La alborada con pólvora por la llegada de diciembre, además de las víctimas que deja por el alto número de quemados, la contaminación auditiva que atenta contra la fauna urbana y las mascotas, produce una preocupante contaminación en el aire del Valle de Aburrá.
Así lo revelan los primeros estudios del Área Metropolitana y del Sistema de Alerta Temprana del Valle de Aburrá, Siata, que en 2013 evaluaron los cambios más significativos en el aire como efecto de la alborada en las 29 estaciones del sistema.
El comportamiento del PM2.5 en tres de ellas, tuvieron concentraciones preocupantes desde las primeras horas del 1 de diciembre, llegando a valores cercanos a 200 ug/por metro cúbico en la estación ubicada en la Casa de la Justicia, de Itagúí; cerca de 100 ug/por metro cúbico; en la estación Museo de Antioquia, Centro de Medellín, y de 90 ug/ por metro cúbico, en la Universidad Nacional, Núcleo El Volador.
Dice el análisis que la norma diaria, definida en la Resolución 610 de 2010, establece un valor máximo diario de 50 ug/ por metro cúbico, con lo que se observa que en estas tres estaciones evaluadas en dicha jornada se excedió la recomendación establecida para partículas menores de 2,5 micrómetros.
Laura Gil, ingeniera Ambiental del Equipo de Gestión de Calidad del Aire del Área Metropolitana, explicó que el material particulado PM2.5, que es menor a 2.5 micrómetros, es casi gas invisible e ingresa fácilmente al torrente sanguíneo y los pulmones, produciendo efectos nocivos en la salud de las personas.
El estándar permisible es de 50 y en ese fecha se superó notablemente en esas tres estaciones, ubicadas en zonas urbanas y aunque son sitios en los que por las fuentes móviles las mediciones siempre han dado altos valores, estas se hicieron en la noche de la alborada, por lo que sí puede estar asociado a la pólvora.
En cuanto al comportamiento del PM10, que son partículas más grandes que las de PM2.5 y pueden tener el diámetro de un cabello, en las estaciones evaluadas muestran aumentos en la concertación llegando a valores de 100 ug/ por metro cúbico, en la estación Politécnico Jaime Isaza Cadavid, en El Poblado, y 180 ug/metro cúbico, en la plaza de mercado de Caldas.
En este caso, la norma diaria, definida en la Resolución 610 de 2010, establece un valor máximo diario de PM10, de 100 ug/metro cúbico.
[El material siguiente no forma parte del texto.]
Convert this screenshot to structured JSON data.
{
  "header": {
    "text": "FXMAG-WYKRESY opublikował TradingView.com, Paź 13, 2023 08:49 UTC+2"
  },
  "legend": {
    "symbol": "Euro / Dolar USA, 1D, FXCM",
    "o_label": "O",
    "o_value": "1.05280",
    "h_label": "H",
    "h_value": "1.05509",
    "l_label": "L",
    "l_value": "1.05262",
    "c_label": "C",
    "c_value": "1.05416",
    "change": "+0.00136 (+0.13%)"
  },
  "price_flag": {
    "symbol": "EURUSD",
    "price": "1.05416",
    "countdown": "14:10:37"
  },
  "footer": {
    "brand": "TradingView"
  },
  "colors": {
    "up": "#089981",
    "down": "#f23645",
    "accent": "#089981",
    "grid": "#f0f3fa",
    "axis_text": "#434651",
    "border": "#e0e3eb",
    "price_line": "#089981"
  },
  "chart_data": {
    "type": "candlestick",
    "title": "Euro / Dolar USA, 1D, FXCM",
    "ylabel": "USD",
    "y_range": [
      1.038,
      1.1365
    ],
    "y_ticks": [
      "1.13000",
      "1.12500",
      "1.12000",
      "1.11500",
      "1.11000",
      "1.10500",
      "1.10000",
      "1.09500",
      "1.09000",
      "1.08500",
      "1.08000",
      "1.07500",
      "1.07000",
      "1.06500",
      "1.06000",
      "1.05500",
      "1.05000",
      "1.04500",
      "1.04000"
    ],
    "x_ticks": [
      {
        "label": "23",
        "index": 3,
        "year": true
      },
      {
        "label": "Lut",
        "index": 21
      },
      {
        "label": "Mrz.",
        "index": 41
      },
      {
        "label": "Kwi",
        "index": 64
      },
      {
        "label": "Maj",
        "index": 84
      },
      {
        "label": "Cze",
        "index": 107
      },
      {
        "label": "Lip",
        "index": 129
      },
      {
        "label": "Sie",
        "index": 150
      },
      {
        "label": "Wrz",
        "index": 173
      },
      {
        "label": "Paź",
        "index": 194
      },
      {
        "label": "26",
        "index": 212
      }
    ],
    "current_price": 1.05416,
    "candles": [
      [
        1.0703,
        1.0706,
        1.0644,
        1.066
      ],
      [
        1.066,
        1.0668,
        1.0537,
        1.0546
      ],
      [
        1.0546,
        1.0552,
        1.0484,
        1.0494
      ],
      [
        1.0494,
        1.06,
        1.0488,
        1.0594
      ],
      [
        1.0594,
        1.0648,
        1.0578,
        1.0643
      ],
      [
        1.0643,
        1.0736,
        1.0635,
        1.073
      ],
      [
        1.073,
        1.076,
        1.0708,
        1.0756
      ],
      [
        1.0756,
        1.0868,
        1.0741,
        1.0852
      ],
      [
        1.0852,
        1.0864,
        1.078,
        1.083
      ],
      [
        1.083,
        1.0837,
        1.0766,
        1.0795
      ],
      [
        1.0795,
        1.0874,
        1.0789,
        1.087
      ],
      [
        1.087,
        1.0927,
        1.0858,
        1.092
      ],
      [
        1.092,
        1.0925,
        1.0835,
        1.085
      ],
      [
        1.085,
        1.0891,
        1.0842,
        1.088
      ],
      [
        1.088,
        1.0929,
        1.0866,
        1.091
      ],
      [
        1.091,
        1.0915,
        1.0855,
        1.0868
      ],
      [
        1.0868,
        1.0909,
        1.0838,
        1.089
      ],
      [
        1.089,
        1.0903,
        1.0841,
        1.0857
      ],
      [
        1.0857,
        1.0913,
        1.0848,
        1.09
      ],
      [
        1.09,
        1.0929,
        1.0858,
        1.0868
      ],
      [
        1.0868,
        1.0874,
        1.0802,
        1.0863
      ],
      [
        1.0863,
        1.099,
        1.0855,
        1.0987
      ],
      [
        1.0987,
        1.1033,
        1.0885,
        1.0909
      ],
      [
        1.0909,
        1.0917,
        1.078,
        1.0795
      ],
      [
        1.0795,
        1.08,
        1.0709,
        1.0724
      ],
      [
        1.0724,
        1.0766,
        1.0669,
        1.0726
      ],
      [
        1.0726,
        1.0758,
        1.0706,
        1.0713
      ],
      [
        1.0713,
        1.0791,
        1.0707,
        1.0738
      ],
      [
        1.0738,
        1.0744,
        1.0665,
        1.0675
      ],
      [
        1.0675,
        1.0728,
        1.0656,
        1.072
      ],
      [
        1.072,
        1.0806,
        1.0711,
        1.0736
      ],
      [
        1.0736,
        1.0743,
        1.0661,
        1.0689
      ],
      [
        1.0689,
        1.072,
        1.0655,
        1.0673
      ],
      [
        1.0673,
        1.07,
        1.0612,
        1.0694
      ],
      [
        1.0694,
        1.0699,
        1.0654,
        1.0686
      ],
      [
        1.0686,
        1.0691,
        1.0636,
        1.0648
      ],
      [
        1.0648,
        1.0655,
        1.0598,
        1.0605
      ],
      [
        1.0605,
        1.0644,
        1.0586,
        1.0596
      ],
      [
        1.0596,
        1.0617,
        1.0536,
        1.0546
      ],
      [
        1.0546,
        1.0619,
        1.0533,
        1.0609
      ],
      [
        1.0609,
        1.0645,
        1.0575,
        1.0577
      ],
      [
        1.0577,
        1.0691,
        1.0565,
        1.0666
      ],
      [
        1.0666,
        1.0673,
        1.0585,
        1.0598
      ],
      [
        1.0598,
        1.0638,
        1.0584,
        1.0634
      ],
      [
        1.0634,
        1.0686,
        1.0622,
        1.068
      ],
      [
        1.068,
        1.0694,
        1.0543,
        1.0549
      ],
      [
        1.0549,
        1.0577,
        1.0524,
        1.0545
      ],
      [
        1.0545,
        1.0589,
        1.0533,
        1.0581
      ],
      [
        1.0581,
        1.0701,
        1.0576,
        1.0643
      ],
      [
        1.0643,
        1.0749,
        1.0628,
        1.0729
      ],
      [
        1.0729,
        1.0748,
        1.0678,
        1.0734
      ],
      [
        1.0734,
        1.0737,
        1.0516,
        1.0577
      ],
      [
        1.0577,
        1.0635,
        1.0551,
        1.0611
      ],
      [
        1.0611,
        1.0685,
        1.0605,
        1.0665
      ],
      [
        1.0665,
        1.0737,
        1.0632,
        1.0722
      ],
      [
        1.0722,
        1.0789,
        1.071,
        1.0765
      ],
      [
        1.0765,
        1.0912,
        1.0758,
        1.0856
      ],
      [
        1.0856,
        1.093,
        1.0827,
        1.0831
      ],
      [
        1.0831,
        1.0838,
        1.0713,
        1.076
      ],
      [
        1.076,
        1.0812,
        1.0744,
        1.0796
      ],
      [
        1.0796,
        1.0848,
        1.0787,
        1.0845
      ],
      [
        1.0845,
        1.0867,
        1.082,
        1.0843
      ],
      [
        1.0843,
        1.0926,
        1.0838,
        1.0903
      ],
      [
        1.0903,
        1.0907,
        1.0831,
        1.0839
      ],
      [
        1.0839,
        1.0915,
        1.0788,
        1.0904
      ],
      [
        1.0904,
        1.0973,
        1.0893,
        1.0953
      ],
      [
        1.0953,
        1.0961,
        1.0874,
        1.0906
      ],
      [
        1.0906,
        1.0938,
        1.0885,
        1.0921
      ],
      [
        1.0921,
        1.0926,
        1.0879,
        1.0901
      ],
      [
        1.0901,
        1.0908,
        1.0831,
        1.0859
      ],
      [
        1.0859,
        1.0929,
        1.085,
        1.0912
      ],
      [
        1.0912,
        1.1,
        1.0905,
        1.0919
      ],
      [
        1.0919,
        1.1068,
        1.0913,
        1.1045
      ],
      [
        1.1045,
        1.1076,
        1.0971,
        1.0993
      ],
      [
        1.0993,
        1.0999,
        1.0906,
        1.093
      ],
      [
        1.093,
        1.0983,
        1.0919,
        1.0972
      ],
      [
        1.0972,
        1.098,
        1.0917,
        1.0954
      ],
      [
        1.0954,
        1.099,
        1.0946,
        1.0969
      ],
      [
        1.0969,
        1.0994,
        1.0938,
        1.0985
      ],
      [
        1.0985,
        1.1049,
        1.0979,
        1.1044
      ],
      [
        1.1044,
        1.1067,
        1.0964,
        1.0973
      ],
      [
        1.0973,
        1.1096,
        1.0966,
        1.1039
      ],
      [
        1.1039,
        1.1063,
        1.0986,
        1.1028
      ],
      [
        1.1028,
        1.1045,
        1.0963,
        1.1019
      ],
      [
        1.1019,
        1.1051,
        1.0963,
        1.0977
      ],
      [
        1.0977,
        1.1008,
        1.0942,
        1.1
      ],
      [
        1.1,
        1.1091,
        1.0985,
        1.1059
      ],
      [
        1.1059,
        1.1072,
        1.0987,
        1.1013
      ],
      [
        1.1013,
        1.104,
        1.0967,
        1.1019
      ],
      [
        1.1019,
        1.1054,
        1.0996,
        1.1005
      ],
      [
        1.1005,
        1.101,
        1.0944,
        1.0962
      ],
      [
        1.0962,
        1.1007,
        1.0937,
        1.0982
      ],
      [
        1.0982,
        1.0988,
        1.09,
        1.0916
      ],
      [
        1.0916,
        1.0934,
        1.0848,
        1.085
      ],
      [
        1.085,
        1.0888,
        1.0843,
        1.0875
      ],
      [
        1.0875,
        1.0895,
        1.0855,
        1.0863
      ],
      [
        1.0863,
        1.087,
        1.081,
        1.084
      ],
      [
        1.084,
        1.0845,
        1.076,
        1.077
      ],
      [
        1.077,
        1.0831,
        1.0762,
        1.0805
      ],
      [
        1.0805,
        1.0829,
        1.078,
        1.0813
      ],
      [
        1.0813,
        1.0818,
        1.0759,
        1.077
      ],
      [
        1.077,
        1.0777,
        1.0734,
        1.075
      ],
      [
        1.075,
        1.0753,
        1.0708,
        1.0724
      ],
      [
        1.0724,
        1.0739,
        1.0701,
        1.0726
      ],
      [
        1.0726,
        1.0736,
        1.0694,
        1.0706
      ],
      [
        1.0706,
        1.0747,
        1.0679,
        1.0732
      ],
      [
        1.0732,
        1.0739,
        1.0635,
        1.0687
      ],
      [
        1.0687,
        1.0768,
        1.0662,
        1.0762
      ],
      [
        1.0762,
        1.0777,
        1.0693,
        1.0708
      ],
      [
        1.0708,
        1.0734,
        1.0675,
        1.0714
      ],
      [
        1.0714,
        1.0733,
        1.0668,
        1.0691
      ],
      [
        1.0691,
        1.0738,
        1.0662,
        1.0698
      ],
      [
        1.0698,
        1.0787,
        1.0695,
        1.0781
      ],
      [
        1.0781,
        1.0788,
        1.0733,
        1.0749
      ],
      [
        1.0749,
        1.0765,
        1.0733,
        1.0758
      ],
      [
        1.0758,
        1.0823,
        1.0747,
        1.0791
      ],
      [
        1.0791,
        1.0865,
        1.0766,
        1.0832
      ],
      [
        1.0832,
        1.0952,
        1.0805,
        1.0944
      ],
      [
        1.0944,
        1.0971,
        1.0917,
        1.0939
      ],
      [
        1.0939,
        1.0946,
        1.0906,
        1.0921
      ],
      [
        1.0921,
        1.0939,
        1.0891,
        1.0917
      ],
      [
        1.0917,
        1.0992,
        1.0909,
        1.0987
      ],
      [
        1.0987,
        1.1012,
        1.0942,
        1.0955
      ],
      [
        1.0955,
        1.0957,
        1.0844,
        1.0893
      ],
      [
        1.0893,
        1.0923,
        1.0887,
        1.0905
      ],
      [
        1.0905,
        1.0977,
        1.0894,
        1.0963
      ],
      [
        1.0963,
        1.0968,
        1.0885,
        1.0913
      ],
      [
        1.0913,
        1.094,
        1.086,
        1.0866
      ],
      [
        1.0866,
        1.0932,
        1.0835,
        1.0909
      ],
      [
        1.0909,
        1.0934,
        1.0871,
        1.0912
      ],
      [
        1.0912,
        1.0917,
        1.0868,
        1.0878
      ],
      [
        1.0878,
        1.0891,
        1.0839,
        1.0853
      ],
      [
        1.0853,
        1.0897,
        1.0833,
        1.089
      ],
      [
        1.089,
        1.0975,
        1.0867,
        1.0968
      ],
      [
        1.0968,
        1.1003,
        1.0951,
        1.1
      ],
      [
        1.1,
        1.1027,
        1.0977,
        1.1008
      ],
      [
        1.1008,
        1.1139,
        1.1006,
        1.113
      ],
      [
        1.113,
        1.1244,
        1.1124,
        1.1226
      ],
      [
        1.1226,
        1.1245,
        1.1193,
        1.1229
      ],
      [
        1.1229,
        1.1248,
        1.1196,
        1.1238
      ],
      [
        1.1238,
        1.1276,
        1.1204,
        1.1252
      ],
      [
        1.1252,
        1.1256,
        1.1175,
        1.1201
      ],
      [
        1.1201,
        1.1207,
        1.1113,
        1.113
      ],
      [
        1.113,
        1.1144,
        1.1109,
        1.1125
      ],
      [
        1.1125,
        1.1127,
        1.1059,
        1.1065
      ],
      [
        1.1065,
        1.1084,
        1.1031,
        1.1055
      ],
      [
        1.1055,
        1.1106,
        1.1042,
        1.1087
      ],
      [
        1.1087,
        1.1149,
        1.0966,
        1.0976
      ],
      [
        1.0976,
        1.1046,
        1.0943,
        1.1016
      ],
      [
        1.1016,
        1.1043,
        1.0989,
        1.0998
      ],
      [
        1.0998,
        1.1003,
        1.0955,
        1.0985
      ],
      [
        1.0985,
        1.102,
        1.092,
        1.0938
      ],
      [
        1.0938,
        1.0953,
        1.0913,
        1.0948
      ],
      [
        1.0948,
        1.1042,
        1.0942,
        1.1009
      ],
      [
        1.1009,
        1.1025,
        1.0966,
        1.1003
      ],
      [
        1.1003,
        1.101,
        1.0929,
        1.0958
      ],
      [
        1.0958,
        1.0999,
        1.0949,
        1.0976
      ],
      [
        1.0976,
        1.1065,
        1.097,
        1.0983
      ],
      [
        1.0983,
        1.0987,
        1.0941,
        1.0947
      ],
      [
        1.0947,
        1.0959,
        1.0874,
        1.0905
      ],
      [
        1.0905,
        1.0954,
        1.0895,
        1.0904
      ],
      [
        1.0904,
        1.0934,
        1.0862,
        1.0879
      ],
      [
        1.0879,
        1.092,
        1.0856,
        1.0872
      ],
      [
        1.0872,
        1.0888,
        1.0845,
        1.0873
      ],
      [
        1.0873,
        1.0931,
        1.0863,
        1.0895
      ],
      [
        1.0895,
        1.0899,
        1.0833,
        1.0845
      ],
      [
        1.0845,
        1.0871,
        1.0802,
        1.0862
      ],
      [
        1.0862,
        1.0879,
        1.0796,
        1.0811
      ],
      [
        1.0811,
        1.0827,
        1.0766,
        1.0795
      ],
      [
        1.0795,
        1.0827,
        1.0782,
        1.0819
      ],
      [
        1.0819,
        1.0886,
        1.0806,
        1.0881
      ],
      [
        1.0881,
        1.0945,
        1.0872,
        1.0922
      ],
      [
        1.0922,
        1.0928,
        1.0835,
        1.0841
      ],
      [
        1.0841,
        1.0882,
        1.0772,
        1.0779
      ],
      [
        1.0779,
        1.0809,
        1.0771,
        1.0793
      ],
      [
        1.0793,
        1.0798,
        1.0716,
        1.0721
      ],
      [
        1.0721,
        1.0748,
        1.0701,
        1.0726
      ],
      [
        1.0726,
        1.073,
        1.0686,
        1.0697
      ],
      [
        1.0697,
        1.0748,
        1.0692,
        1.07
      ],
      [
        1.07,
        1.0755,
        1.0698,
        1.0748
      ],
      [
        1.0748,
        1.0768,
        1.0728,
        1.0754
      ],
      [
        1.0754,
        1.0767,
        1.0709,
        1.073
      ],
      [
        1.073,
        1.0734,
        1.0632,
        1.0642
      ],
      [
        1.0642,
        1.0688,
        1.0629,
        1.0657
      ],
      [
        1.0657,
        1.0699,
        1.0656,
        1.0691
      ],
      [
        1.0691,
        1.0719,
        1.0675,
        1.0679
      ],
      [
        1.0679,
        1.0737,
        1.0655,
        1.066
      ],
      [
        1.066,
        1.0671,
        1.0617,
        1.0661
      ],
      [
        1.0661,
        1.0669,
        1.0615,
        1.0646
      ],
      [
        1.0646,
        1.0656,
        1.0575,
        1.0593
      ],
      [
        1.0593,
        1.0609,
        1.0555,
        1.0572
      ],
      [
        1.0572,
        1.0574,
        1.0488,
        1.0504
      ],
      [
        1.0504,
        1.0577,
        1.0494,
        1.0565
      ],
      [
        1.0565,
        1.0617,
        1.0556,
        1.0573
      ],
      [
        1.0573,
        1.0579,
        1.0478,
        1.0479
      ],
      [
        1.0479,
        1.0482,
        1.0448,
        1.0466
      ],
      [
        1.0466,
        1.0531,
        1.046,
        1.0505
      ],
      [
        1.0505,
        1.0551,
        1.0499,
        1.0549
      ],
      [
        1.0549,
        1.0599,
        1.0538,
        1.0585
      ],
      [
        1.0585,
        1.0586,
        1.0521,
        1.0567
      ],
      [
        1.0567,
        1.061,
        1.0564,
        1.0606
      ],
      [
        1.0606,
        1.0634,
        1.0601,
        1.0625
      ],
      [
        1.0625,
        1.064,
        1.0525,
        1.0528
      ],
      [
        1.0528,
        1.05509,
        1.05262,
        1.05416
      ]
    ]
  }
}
La ingeniera Laura Gil acotó que el Politécnico está sobre la norma y la idea es que esté por debajo de ella, mientras que en Caldas fue de 180 y casi que la dobla. Indicó que aunque este material particulado no es tan peligroso como las PM2.5, sí genera problemas respiratorios.
Concluye este trabajo que la quema masiva de pólvora produce mayores aumentos de concentración en partículas más finas, como el PM2.5, las que son un contaminante crítico en Medellín y municipios vecinos, a las cuales están dirigidos los esfuerzos del Plan de Descontaminación del Aire, adoptado para el Valle de Aburrá, mediante el Acuerdo Metropolitano 08 de 2011.
El director del Área Metropolitana, Hernán Darío Elejalde, invitó a que la gente celebre hoy la llegada de diciembre con luces y no con pólvora, porque, además del deterioro del aire que la combustión de los químicos de los juegos pirotécnicos le producen al medio ambiente, la fauna y la flora del Valle de Aburrá, que son muy abundantes, se ponen en peligro.
“La idea es que este año, las alcaldías no patrocinen ni siquiera los espectáculos con pólvora de luces por los daños que las explosiones les causan a las aves y las mascotas”, dijo.
Anunció que para ahondar en las investigaciones sobre los problemas ambientales que la alborada genera este año el Siata contará con cielómetros con los que se realizarán varios análisis al respecto.